The IL-1 inflammatory pathway is upregulated in KD and involved in coronary artery inflammation. Blockade of this pathway in mouse model of KD has been shown to prevent the development of coronary artery abnormalities [50]. Anakinra is an IL-1 receptor antagonist which has be used in rare cases of refractory KD [51, 52].
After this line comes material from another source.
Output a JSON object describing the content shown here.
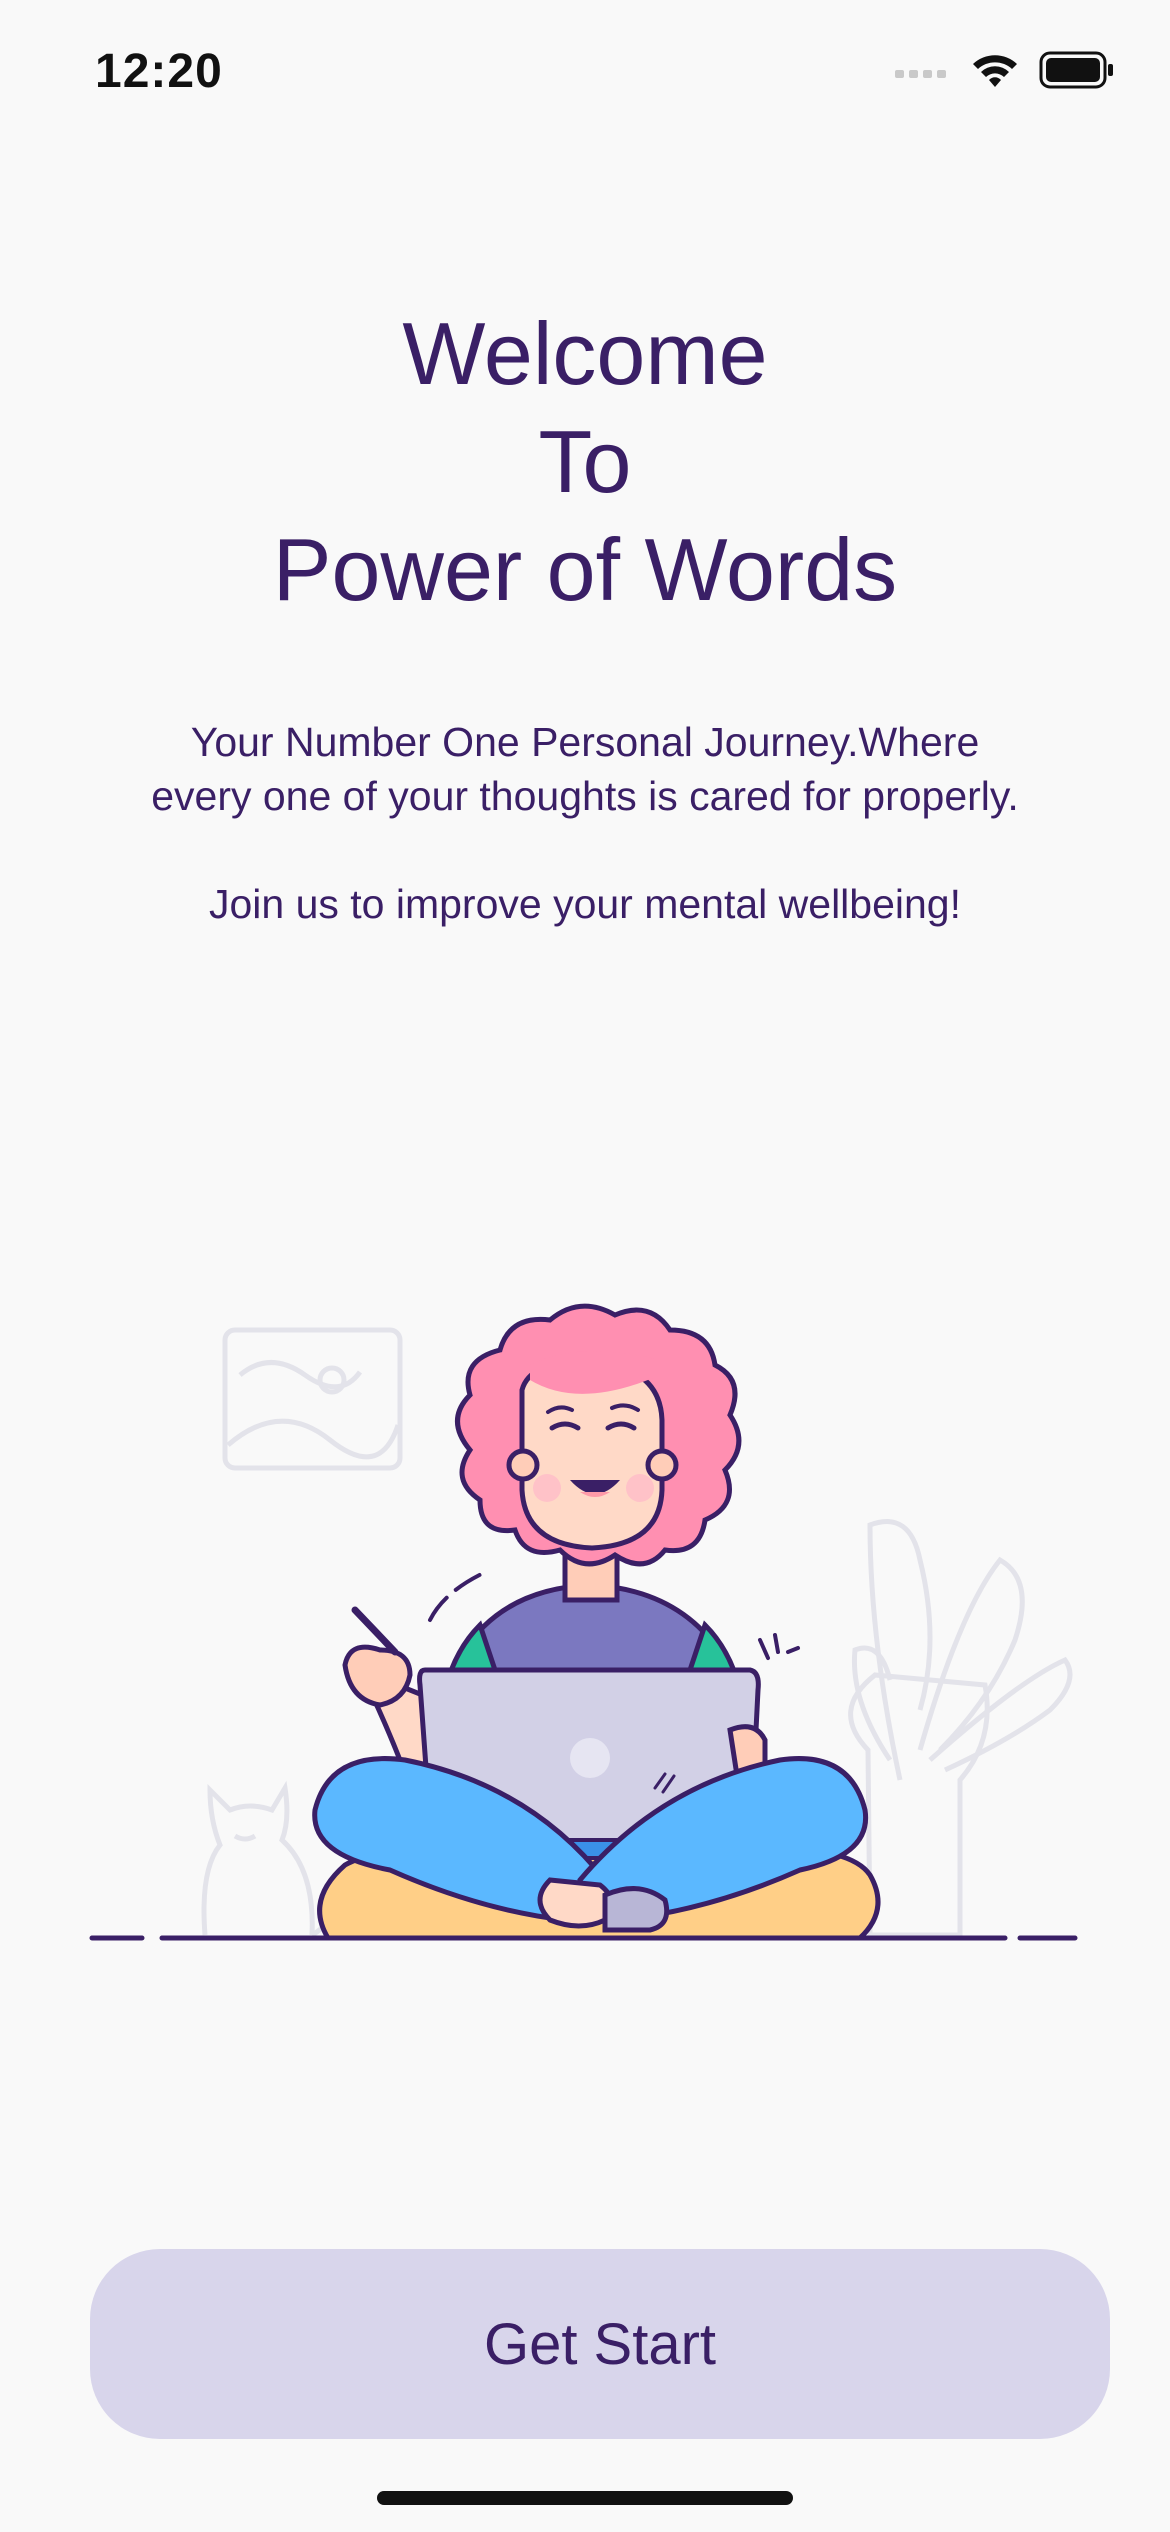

The ANAKID trial, phase I/IIa trial of anakinra in KD patients with coronary artery abnormalities, is ongoing in the USA. Subjects will receive a 2–6-week course of daily anakinra injections. The study aims to evaluate the safety and tolerability of anakinra to prevent/attenuate coronary artery damage in patients with KD [53•]. The KAWAKINRA trial, a phase IIa multicenter trial of anakinra in KD patients who fail to respond to initial IVIG therapy (persistent fever up to 48 h after infusion), is currently enrolling in Europe (Clinicaltrials.gov NCT02390596).

Atorvastatin

In addition to their well-documented cholesterol lowering effects, statins likely have anti-inflammatory and anti-oxidant effects. Statins have been associated with reduction in inflammatory markers such as CRP [54]. The Cholesterol and Recurrent Events (CARE) trial found a higher risk of recurrent myocardial infarction in patients with normal cholesterol levels who received placebo rather than pravastatin [55]. The anti-inflammatory, anti-oxidant, and endothelial healing properties of statins have been postulated to be beneficial in blocking the progression of coronary artery abnormalities in KD [56•]. Use of pravastatin in a 40-year-old patient with history of KD and giant left coronary artery aneurysm has been shown to have reduction in coronary artery inflammation [57•]. Additionally, treatment of 13 children with KD complicated by medium to giant coronary artery aneurysms with pravastatin resulted in improvement in endothelial function measured by flow-mediated dilation and reduction in CRP [58•]. Currently, there is a phase I/IIa dose escalation study of atorvastatin to determine its safety, pharamacokinetics, and activity in children with acute KD and coronary artery abnormalities (Clinicaltrials.gov NCT01431105).

Conclusion

The diagnosis and initial treatment of KD with IVIG and aspirin remains unchanged from the 2004 American Heart Association (AHA) treatment guidelines. However, diagnostic challenges exist, particularly in the presentation of incomplete KD, due to overlap of clinical features of KD with other common pediatric illnesses. Prompt treatment with IVIG and aspirin remains the mainstay of treatment. Treatment options for refractory KD include repeat IVIG, corticosteroids, TNF-α inhibitors, calcineurin inhibitors, and IL-1 inhibitor. Research on the use of other agents in patients with KD is ongoing, and results may guide future treatment.